The population samples catalog rows with replacement and assigns random sky positions, explosion times, and MW extinction. Redshifts and luminosity distances come directly from the catalog.
| CSV Column | model_params Key | Description |
|---|---|---|
Eiso |
Eiso |
Isotropic equivalent energy (erg) |
Gamma_0 |
Gamma_0 |
Initial Lorentz factor |
thv |
theta_v |
Viewing angle (rad) |
logthc |
logthc |
log10 jet half-opening angle |
logn0 |
logn0 |
log10 ISM density (cm⁻³) |
logepse |
logepse |
log10 electron energy fraction |
logepsB |
logepsB |
log10 magnetic energy fraction |
p |
p |
Electron spectral index |
av |
av |
Host extinction A_V |
p_rvs |
p_rvs |
Reverse shock electron index |
logepse_rvs |
logepse_rvs |
log10 RS electron fraction |
logepsB_rvs |
logepsB_rvs |
log10 RS magnetic fraction |
peak_mag |
--- | Pre-computed peak apparent mag (informational) |
OnAxisGrbPopulation¶
Filters the GRB catalog to on-axis rows only (θ_v ≤ θ_j).
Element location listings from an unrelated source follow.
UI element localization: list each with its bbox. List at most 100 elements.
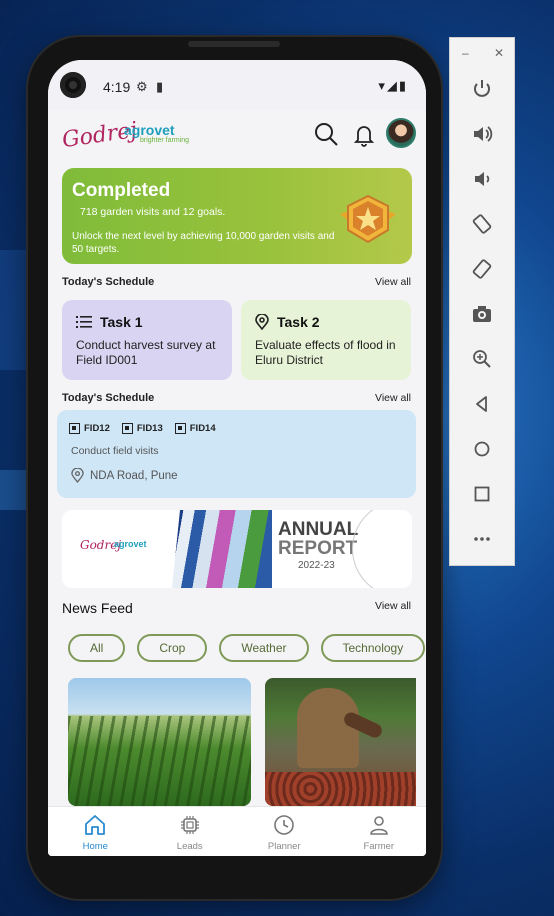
news-card-crop-field[interactable] bbox=[68, 678, 251, 806]
rotate-left-button[interactable] bbox=[469, 211, 495, 237]
emulator-toolbar: – ✕ bbox=[449, 37, 515, 566]
chip-icon bbox=[180, 816, 199, 834]
field-id-icon bbox=[174, 423, 186, 434]
hero-subtitle: 718 garden visits and 12 goals. bbox=[80, 206, 226, 218]
field-id-icon bbox=[121, 423, 133, 434]
banner-heading: ANNUAL REPORT bbox=[278, 520, 358, 558]
field-location-label: NDA Road, Pune bbox=[90, 469, 178, 482]
clock-icon bbox=[274, 815, 295, 835]
nav-planner-label: Planner bbox=[267, 841, 301, 852]
view-all-news[interactable]: View all bbox=[375, 600, 411, 612]
profile-avatar[interactable] bbox=[386, 118, 416, 148]
field-id-item: FID13 bbox=[121, 423, 163, 434]
signal-battery-icons: ▾◢▮ bbox=[378, 78, 408, 93]
field-visit-card[interactable]: FID12 FID13 FID14 Conduct field visits N… bbox=[57, 410, 416, 498]
phone-screen: 4:19 ⚙ ▮ ▾◢▮ Godrej agrovet brighter far… bbox=[48, 60, 426, 856]
field-id-label: FID12 bbox=[84, 423, 110, 434]
close-icon[interactable]: ✕ bbox=[494, 46, 504, 60]
location-pin-icon bbox=[71, 468, 84, 483]
star-badge-icon bbox=[340, 194, 396, 244]
more-dots-icon bbox=[474, 537, 490, 541]
nav-leads[interactable]: Leads bbox=[143, 807, 238, 856]
chip-technology[interactable]: Technology bbox=[320, 634, 426, 662]
nav-farmer[interactable]: Farmer bbox=[332, 807, 427, 856]
sd-card-icon: ▮ bbox=[156, 79, 164, 94]
volume-down-icon bbox=[475, 172, 490, 186]
volume-up-icon bbox=[474, 126, 493, 142]
nav-leads-label: Leads bbox=[176, 841, 203, 852]
camera-icon bbox=[473, 306, 491, 322]
field-activity: Conduct field visits bbox=[71, 445, 159, 457]
minimize-icon[interactable]: – bbox=[462, 46, 469, 60]
zoom-icon bbox=[473, 350, 491, 368]
agrovet-logo: agrovet bbox=[124, 122, 175, 138]
task-card-2[interactable]: Task 2 Evaluate effects of flood in Elur… bbox=[241, 300, 411, 380]
task-2-title: Task 2 bbox=[277, 314, 320, 330]
power-icon bbox=[474, 80, 490, 97]
settings-icon: ⚙ bbox=[136, 79, 148, 94]
banner-product-image bbox=[172, 510, 272, 588]
field-id-list: FID12 FID13 FID14 bbox=[69, 423, 216, 434]
news-card-farmer[interactable] bbox=[265, 678, 416, 806]
crop-rows-image bbox=[68, 716, 251, 806]
notification-bell-icon[interactable] bbox=[350, 120, 378, 148]
chip-weather[interactable]: Weather bbox=[219, 634, 309, 662]
app-header: Godrej agrovet brighter farming bbox=[48, 110, 426, 168]
list-icon bbox=[76, 316, 92, 328]
volume-up-button[interactable] bbox=[469, 121, 495, 147]
overview-button[interactable] bbox=[469, 481, 495, 507]
chip-crop[interactable]: Crop bbox=[137, 634, 208, 662]
nav-home-label: Home bbox=[82, 841, 108, 852]
overview-square-icon bbox=[474, 486, 490, 502]
task-card-1[interactable]: Task 1 Conduct harvest survey at Field I… bbox=[62, 300, 232, 380]
banner-agrovet-logo: agrovet bbox=[114, 539, 147, 549]
back-button[interactable] bbox=[469, 391, 495, 417]
chip-all[interactable]: All bbox=[68, 634, 126, 662]
logo-tagline: brighter farming bbox=[140, 137, 190, 144]
zoom-button[interactable] bbox=[469, 346, 495, 372]
field-id-icon bbox=[69, 423, 80, 434]
field-id-label: FID13 bbox=[136, 423, 163, 434]
home-icon bbox=[85, 815, 106, 835]
field-location: NDA Road, Pune bbox=[71, 468, 178, 483]
todays-schedule-title-2: Today's Schedule bbox=[62, 392, 155, 404]
news-filter-chips: All Crop Weather Technology bbox=[68, 634, 426, 662]
person-icon bbox=[369, 816, 388, 835]
volume-down-button[interactable] bbox=[469, 166, 495, 192]
field-id-item: FID12 bbox=[69, 423, 110, 434]
nav-home[interactable]: Home bbox=[48, 807, 143, 856]
toolbar-window-controls: – ✕ bbox=[462, 46, 504, 60]
more-button[interactable] bbox=[469, 526, 495, 552]
home-circle-icon bbox=[474, 441, 490, 457]
nav-farmer-label: Farmer bbox=[363, 841, 395, 852]
view-all-schedule-1[interactable]: View all bbox=[375, 276, 411, 288]
search-icon[interactable] bbox=[312, 120, 340, 148]
news-feed-title: News Feed bbox=[62, 600, 133, 616]
back-triangle-icon bbox=[476, 396, 487, 412]
task-1-title: Task 1 bbox=[100, 314, 143, 330]
completed-card[interactable]: Completed 718 garden visits and 12 goals… bbox=[62, 168, 412, 264]
todays-schedule-title-1: Today's Schedule bbox=[62, 276, 155, 288]
phone-speaker bbox=[188, 41, 280, 47]
home-button[interactable] bbox=[469, 436, 495, 462]
task-2-header: Task 2 bbox=[255, 314, 397, 330]
rotate-left-icon bbox=[472, 214, 492, 234]
field-id-item: FID14 bbox=[174, 423, 216, 434]
hero-title: Completed bbox=[72, 180, 171, 201]
app-content: Godrej agrovet brighter farming Complete… bbox=[48, 110, 426, 856]
farmer-figure-image bbox=[297, 688, 359, 768]
screenshot-button[interactable] bbox=[469, 301, 495, 327]
view-all-schedule-2[interactable]: View all bbox=[375, 392, 411, 404]
task-2-description: Evaluate effects of flood in Eluru Distr… bbox=[255, 338, 396, 367]
task-1-header: Task 1 bbox=[76, 314, 218, 330]
hero-description: Unlock the next level by achieving 10,00… bbox=[72, 231, 335, 255]
nav-planner[interactable]: Planner bbox=[237, 807, 332, 856]
field-id-label: FID14 bbox=[189, 423, 216, 434]
status-bar: 4:19 ⚙ ▮ ▾◢▮ bbox=[48, 60, 426, 110]
task-1-description: Conduct harvest survey at Field ID001 bbox=[76, 338, 216, 367]
location-pin-icon bbox=[255, 314, 269, 330]
bottom-navigation: Home Leads Planner Farmer bbox=[48, 806, 426, 856]
power-button[interactable] bbox=[469, 76, 495, 102]
annual-report-banner[interactable]: Godrej agrovet ANNUAL REPORT 2022-23 bbox=[62, 510, 412, 588]
rotate-right-button[interactable] bbox=[469, 256, 495, 282]
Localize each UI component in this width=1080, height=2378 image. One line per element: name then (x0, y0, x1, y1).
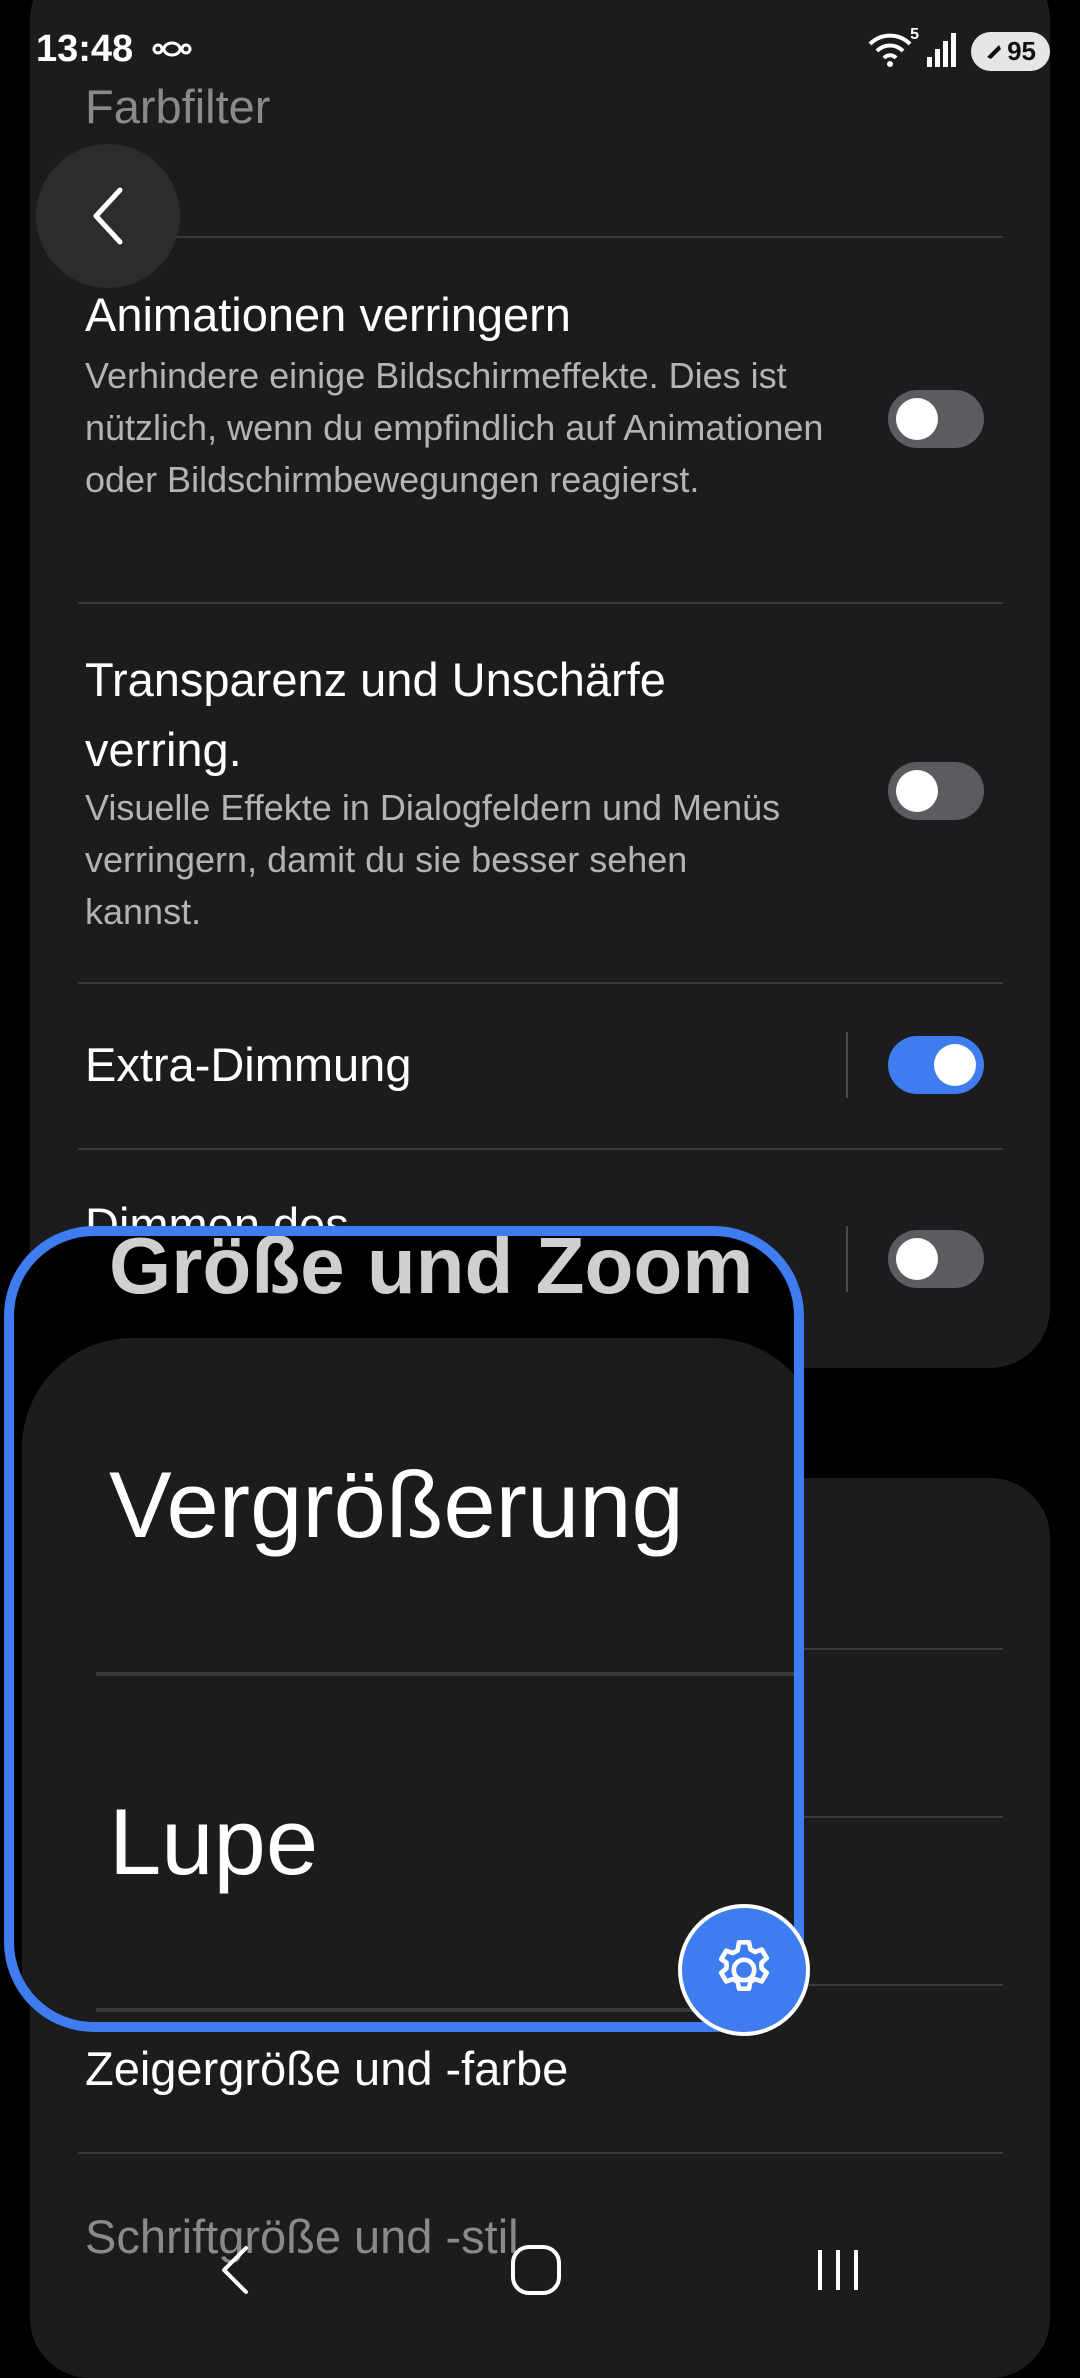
vertical-separator (846, 1226, 848, 1292)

Uses catalog redshifts and luminosity distances directly, since these come from the gamma-ray-detected GRB redshift distribution. Appropriate for predicting blind-discovery rates of prompt-emission-triggered afterglows.
OffAxisGrbPopulation¶
Samples jet intrinsic properties (E_iso, Γ₀, microphysics) from catalog rows, but draws redshift from the volumetric distribution (uniform in comoving volume) and viewing angle isotropically (θ_v > θ_j). This produces the physically correct distribution of "orphan afterglows" that are not associated with a detected gamma-ray burst.
The default z_max of 1.0 reflects the fact that off-axis afterglows beyond z ~ 1 are too faint for detection even with Rubin.
Custom Populations¶
Implement the PopulationGenerator trait in Rust:
pub struct MyPopulation { /* ... */ }
impl PopulationGenerator for MyPopulation {
fn generate(&self, n: usize, rng: &mut dyn RngCore) -> Vec<TransientInstance> {
// Draw parameters, build TransientInstance structs
}
fn volumetric_rate(&self) -> f64 { 100.0 }
fn transient_type(&self) -> TransientType { TransientType::Custom }
}
Or use a Python callback model with any of the built-in populations.